Le Conseil de l'ordre est chargé:
- de veiller à la sauvegarde de l'honneur de l'Ordre, de maintenir les principes de dignité, de probité et de délicatesse qui forment la base de la profession d'avocat et les usages du barreau qui les consacrent,
- de veiller à l'observation des régles édictées selon l'article 19, de déférer au Conseil disciplinaire et administratif les auteurs des infractions et des manquements, sans préjudice de l'action des tribunaux et du ministère public, s'il y a lieu.
Art. 18.
Les attributions du Conseil de l'ordre comprennent en outre l'administration de l'ordre et notamment l'établissement du tableau des avocats, les devoirs requis par l'assistance judiciaire, la taxation des honoraires et des frais des avocats, la rédaction des avis en matière de législation et de justice, et plus généralement l'examen de toutes les questions intéressant l'exercice de la profession et la défense des droits des avocats. Les attributions qui ne sont pas réservées par la loi à d'autres organes de l'Ordre sont du ressort du Conseil de l'ordre.
Art. 19.
Le Conseil de l'ordre peut arrêter des règlements d'ordre intérieur qui déterminent les règles professionnelles, relatives notamment
à la déontologie entre avocats et à l'égard des clients et des tiers;
au secret professionnel;
aux honoraires et frais;
à l'information du public concernant les avocats et leur activité professionnelle;
à la protection des intérêts des clients et des tiers; les règlements y relatifs peuvent prévoir des mesures d'assurance individuelle ou collective facultatives ou obligatoires ainsi que les prescriptions concernant la conservation des fonds de tiers.

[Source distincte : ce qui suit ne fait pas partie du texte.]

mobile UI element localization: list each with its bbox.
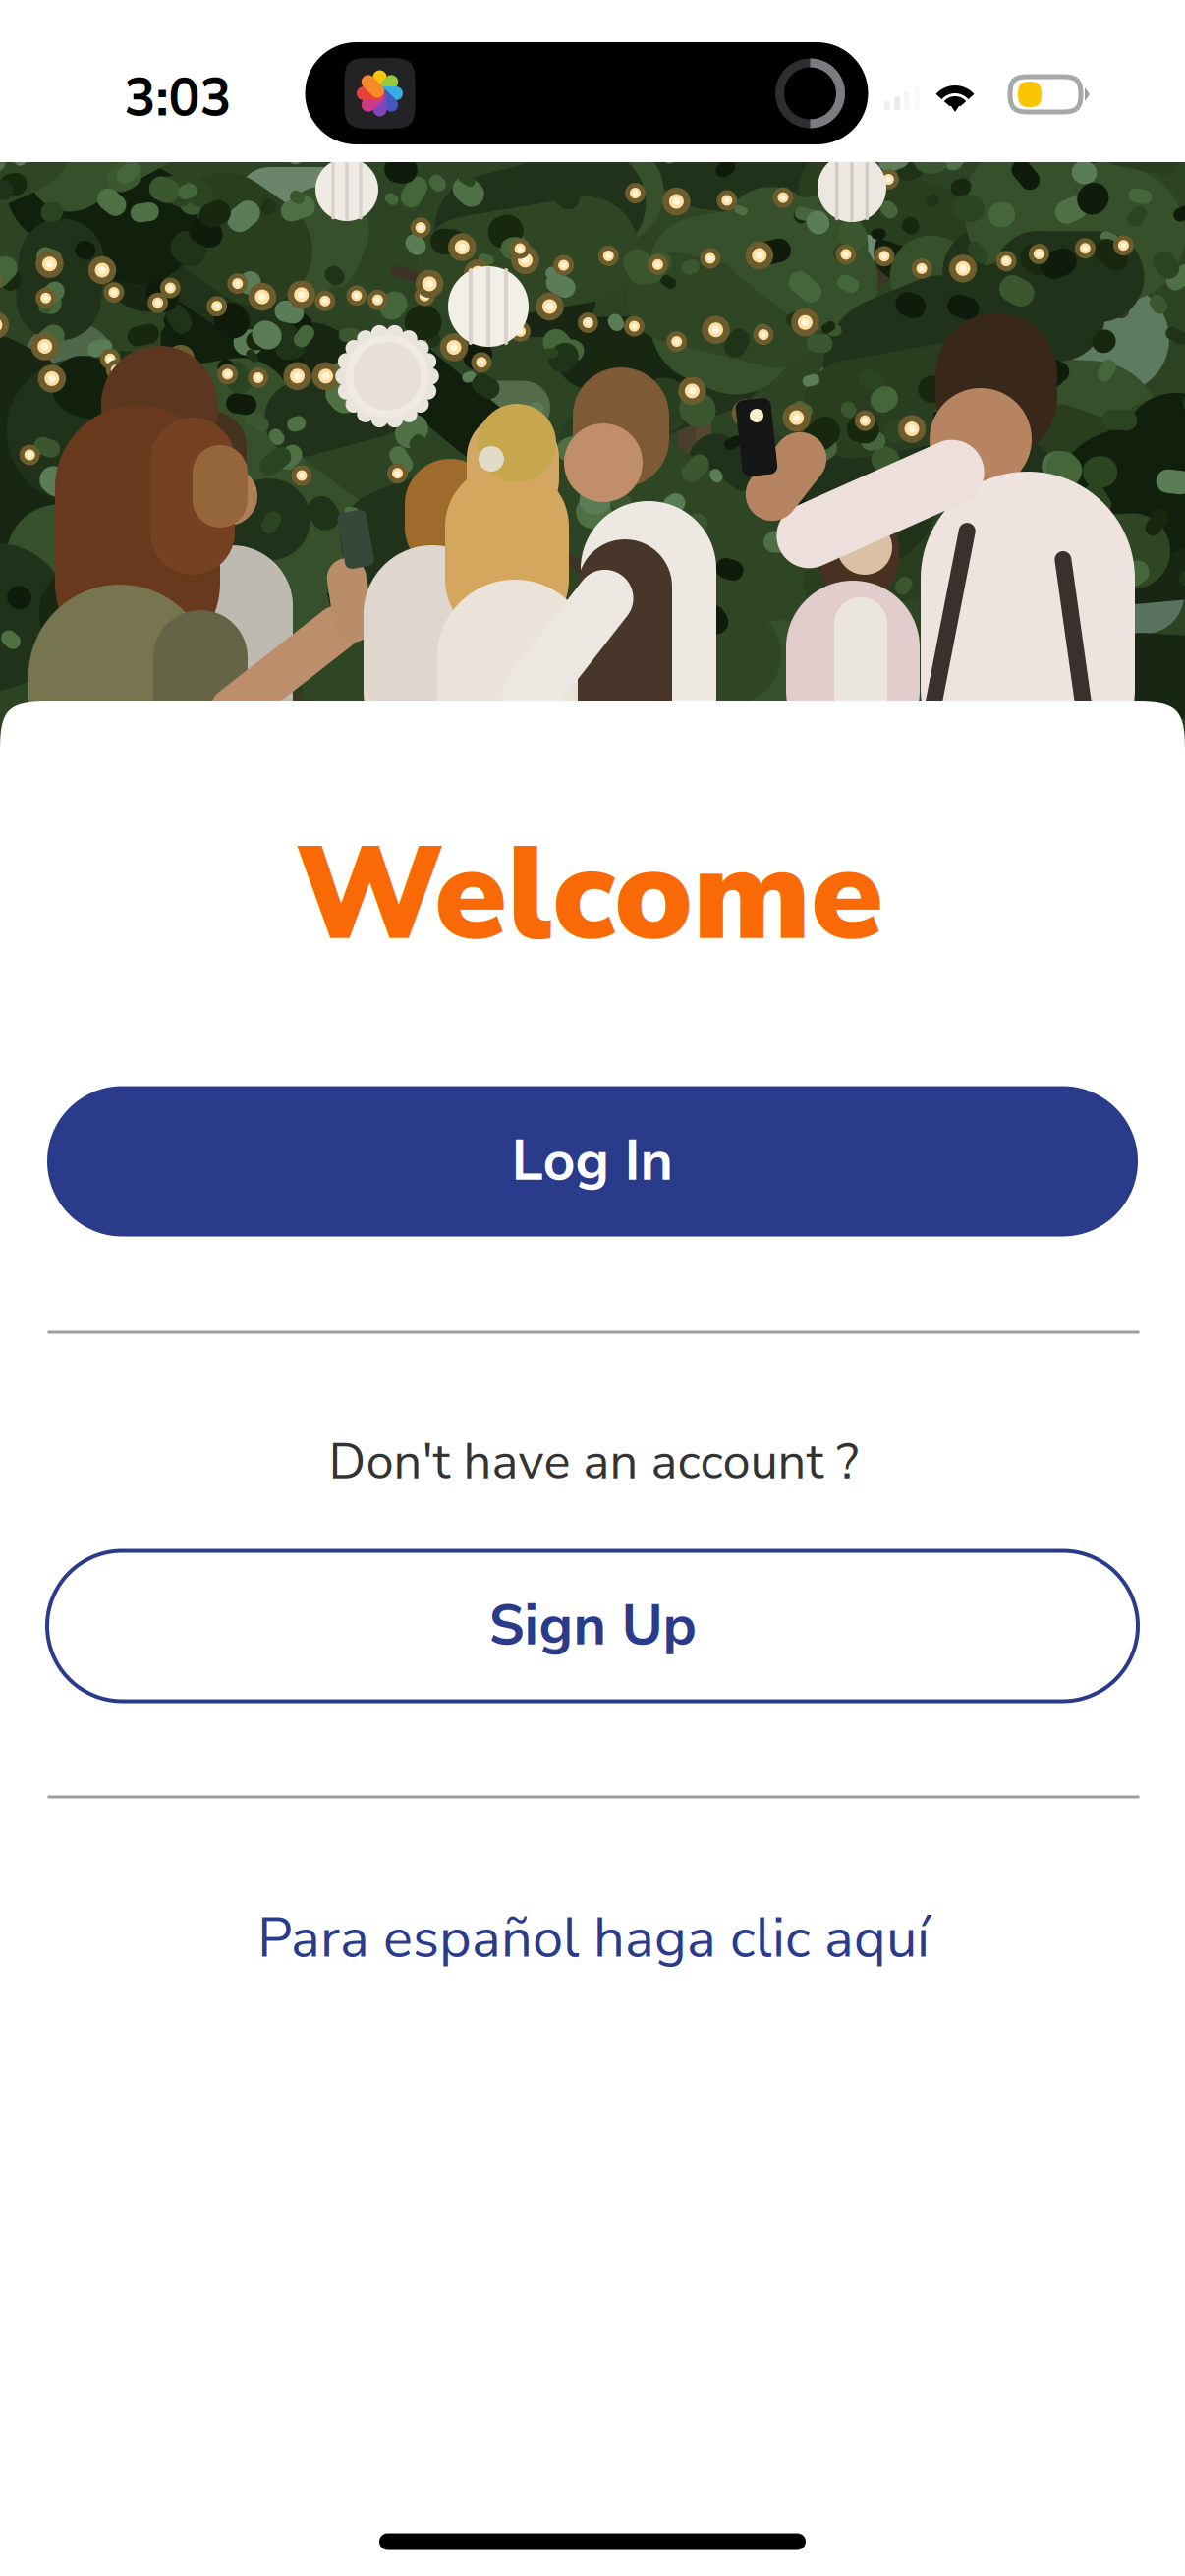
- staticText: Para español haga clic aquí: [257, 1901, 930, 1976]
- staticText: Don't have an account ?: [329, 1428, 858, 1496]
- staticText: Sign Up: [489, 1588, 696, 1664]
- staticText: Welcome: [296, 806, 883, 984]
- button[interactable]: Para español haga clic aquí: [257, 1901, 930, 1976]
- staticText: Log In: [511, 1123, 674, 1200]
- button[interactable]: Log In: [47, 1086, 1138, 1236]
- staticText: 3:03: [124, 62, 231, 134]
- button[interactable]: Sign Up: [47, 1551, 1138, 1701]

Section III. Le Bâtonnier de l'ordre
Art. 20.
Le Bâtonnier est élu parmi les avocats inscrits à la liste I des avocats au scrutin secret à la majorité absolue de ces avocats présents.
Art. 21.
Le Bâtonnier est le chef de l'Ordre. Il représente l'Ordre judiciairement et extrajudiciairement. Il convoque et préside l'assemblée générale et le Conseil de l'ordre. Il peut déléguer l'exercice de fonctions déterminées à un ou plusieurs membres du Conseil de l'ordre. En cas de décès,de démission ou d'empêchement du Bâtonnier,ses fonctions sont exercées par le vice-bâtonnier, ou, à défaut ou en cas d'empêchement du vice-bâtonnier, par le membre du Conseil de l'ordre désigné à ces fins par le Conseil de l'ordre.
Art. 22.
(1)
Le Bâtonnier règle les différends qui peuvent naître entre avocats dans l'exercice de leur profession.
(2)
L'appel de ses décisions peut être porté devant le Conseil disciplinaire et administratif qui statue en dernier ressort.